Criteria for using somatostatin response, PET scanning response for evolving, which may be more informative. So I would view this, the RECIST response is well accepted, but it's an imperfect metric. And I think you kind of have to look at the totality and the nature of the responses. And again, with slower-growing tumors, and some of these are, the responses being delayed is not in any way shocking.
Great. Thank you.
Yeah. You're welcome.
Thank you. Our last question is from the line of Jeet Mukherjee with BTIG. Please proceed with your question.
Great. Thanks for taking the question. While acknowledging the difference in follow-up between the two studies, how does your current response rate compare using the AlphaMedix enrollment criteria? And how does that differ from the NETTER-1 criteria? Thank you.
T hank you very much, Jeet. Yeah. So the AlphaMedix criteria are a little bit less stringent than the NETTER-1 criteria. And if we apply these criteria, actually, we would regain one of the responders for an objective response rate of 47%. So does this answer your question?
Yeah. And just how that differs from NETTER-1?
So NETTER-1, as I said, we have a 44% response rate. Again, this is an exploratory analysis of an ongoing phase one. With the Radiometics, it goes up to 47%. But of course, Dr. Wahl just mentioned that we fully agree. The benefit that patients gain from the therapy of the drug cannot necessarily be just measured and evaluated by the RECIST criteria. We fully agree, a patient with a 29.6% tumor reduction probably has a very similar benefit than somebody with a 32% reduction.

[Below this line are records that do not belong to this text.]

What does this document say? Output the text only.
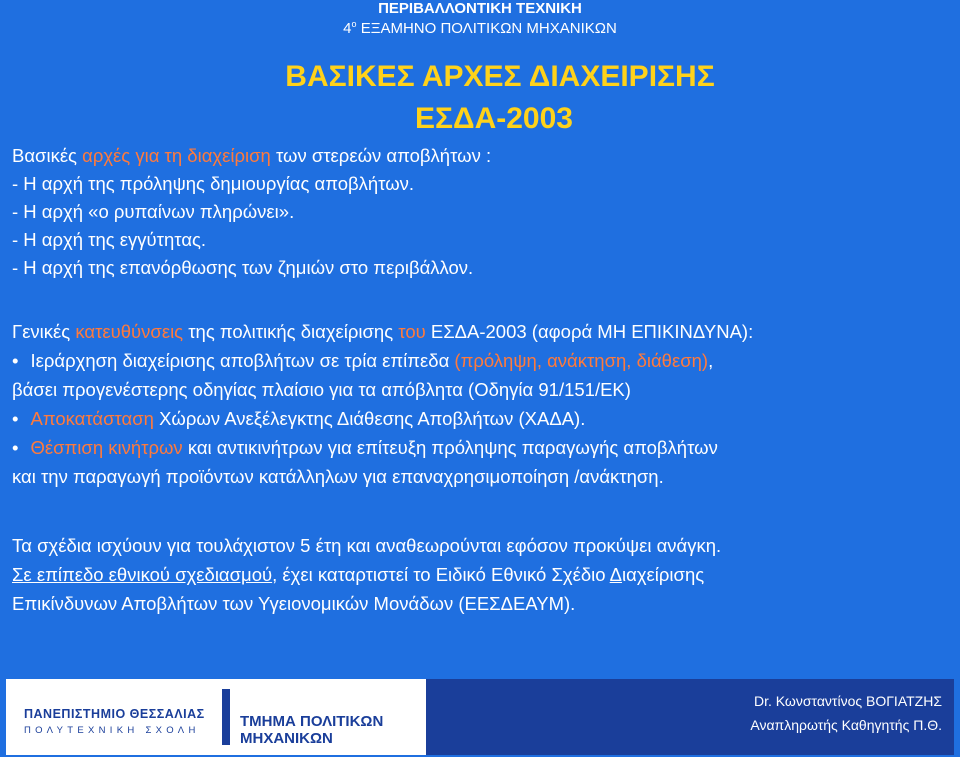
ΠΕΡΙΒΑΛΛΟΝΤΙΚΗ ΤΕΧΝΙΚΗ
$4^o$ ΕΞΑΜΗΝΟ ΠΟΛΙΤΙΚΩΝ ΜΗΧΑΝΙΚΩΝ
ΒΑΣΙΚΕΣ ΑΡΧΕΣ ΔΙΑΧΕΙΡΙΣΗΣ
ΕΣΔΑ-2003
Βασικές αρχές για τη διαχείριση των στερεών αποβλήτων :
- Η αρχή της πρόληψης δημιουργίας αποβλήτων.
- Η αρχή «ο ρυπαίνων πληρώνει».
- Η αρχή της εγγύτητας.
- Η αρχή της επανόρθωσης των ζημιών στο περιβάλλον.
Γενικές κατευθύνσεις της πολιτικής διαχείρισης του ΕΣΔΑ-2003 (αφορά ΜΗ ΕΠΙΚΙΝΔΥΝΑ):
• Ιεράρχηση διαχείρισης αποβλήτων σε τρία επίπεδα (πρόληψη, ανάκτηση, διάθεση),
βάσει προγενέστερης οδηγίας πλαίσιο για τα απόβλητα (Οδηγία 91/151/ΕΚ)
• Αποκατάσταση Χώρων Ανεξέλεγκτης Διάθεσης Αποβλήτων (ΧΑΔΑ).
• Θέσπιση κινήτρων και αντικινήτρων για επίτευξη πρόληψης παραγωγής αποβλήτων
και την παραγωγή προϊόντων κατάλληλων για επαναχρησιμοποίηση /ανάκτηση.
Τα σχέδια ισχύουν για τουλάχιστον 5 έτη και αναθεωρούνται εφόσον προκύψει ανάγκη.
Σε επίπεδο εθνικού σχεδιασμού, έχει καταρτιστεί το Ειδικό Εθνικό Σχέδιο Διαχείρισης
Επικίνδυνων Αποβλήτων των Υγειονομικών Μονάδων (ΕΕΣΔΕΑΥΜ).
ΠΑΝΕΠΙΣΤΗΜΙΟ ΘΕΣΣΑΛΙΑΣ
ΠΟΛΥΤΕΧΝΙΚΗ ΣΧΟΛΗ
ΤΜΗΜΑ ΠΟΛΙΤΙΚΩΝ ΜΗΧΑΝΙΚΩΝ
Dr. Κωνσταντίνος ΒΟΓΙΑΤΖΗΣ
Αναπληρωτής Καθηγητής Π.Θ.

So I think there are many other criteria that play here, such as quality of life and the lack of, certainly, the safety of a therapy is equally important.
Thank you. This concludes our question-and-answer session. I'll now hand the floor back to management for any closing remarks. Great.
We'd like to thank everyone for taking the time to learn more about our program. I think you can see why we're clearly very excited, encouraged, and enabled by the results that we're seeing. We think this is a potentially meaningful, relevant tool for clinicians to use when thinking about their patients with neuroendocrine tumors. These patients are expected to have long lives but for their existing tumor condition. And anything we can do to help them, we're absolutely committed to developing to the best of our ability. So with that, I'd like to thank everyone for their time and enjoy the rest of your week.
Thank you. Ladies and gentlemen, thank you for your participation. This does conclude today's teleconference. You may disconnect your lines and have a wonderful day.